А по стенам ещё люстрочки висели, поменьше, там тоже хрустальные штучки переливались, да ещё рядом зеркала были вмонтированы – и всё это сверкало и блестело.

А в центре, на блестящем паркетном полу, стояла и двигалась пёстрая праздничная толпа: мужчины в разноцветных фраках и дамы в каких-то невообразимых платьях, с голыми плечами. Некоторые были в масках, в причудливых одеждах, вроде как в мифологических. Среди этой пестроты на Козлодоева не очень обратили внимание.

Да тут ещё грянула музыка! Странная это была музыка… То есть мотив-то весёлый, но звучала она будто из подземелья, как-то не по здешнему.

И тут Максим Петрович понял, что его смущает!

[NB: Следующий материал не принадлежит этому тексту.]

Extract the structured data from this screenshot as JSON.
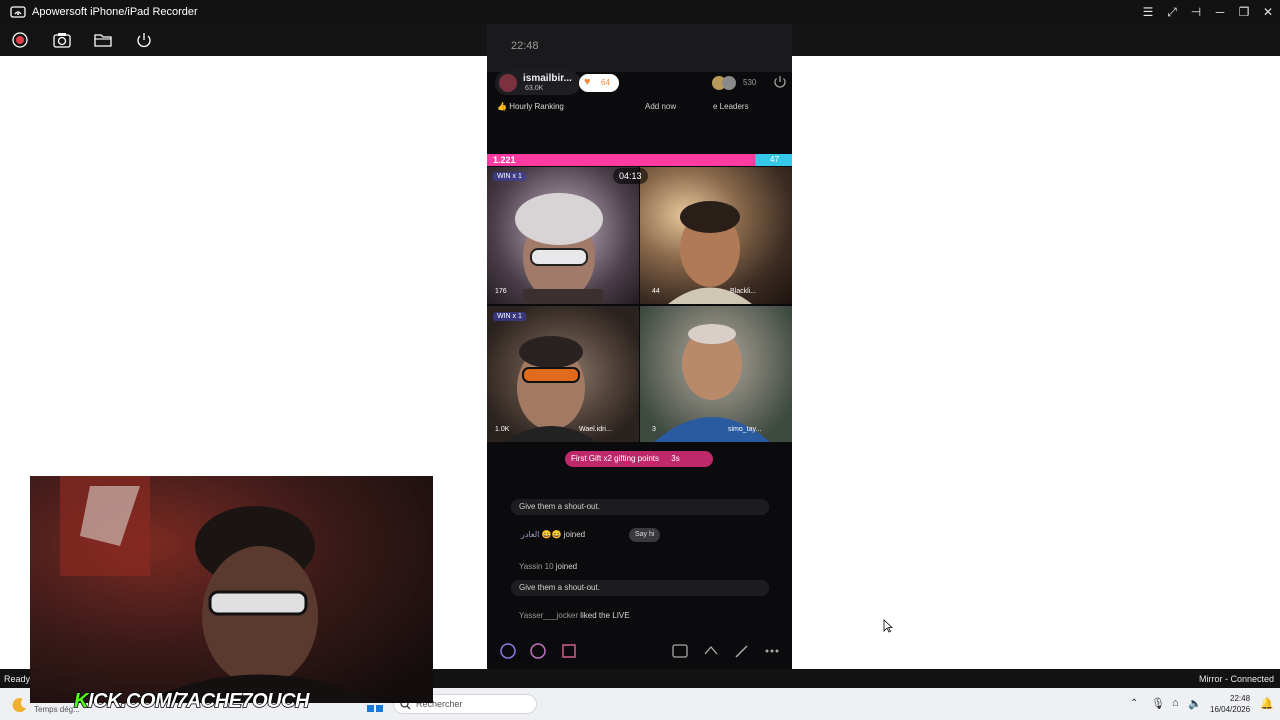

Он пригляделся и заметил, что окружающие фигуры – слегка, совсем чуть-чуть, почти незаметно – размыты. Сначала он, было, подумал, что это в глазах помутилось. Ан нет!

Во всём окружающем чувствовалась неуловимая зыбкость, как в кино. Самое жуткое, однако, заключалось не в зыбкости; Максим Петрович вдруг понял, что он стал частью этого призрачного мира. Учитель заметил: музыка, слегка искажённая подземным эхом, доносится из соседней комнаты. Козлодоев глянул туда: напудренные музыканты с невыразимо унылыми лицами сидели и вымучивали-вытягивали что-то весёлое, мазурку вроде, но получалось совсем невесело. Под это гулкое гудение дамы с кавалерами то сходились, то расходились в сложных фигурах. Как будто некий сумрачный аккордеонист растягивал меха, и в такт его игре то сжимались, то разжимались призрачные толпы танцующих.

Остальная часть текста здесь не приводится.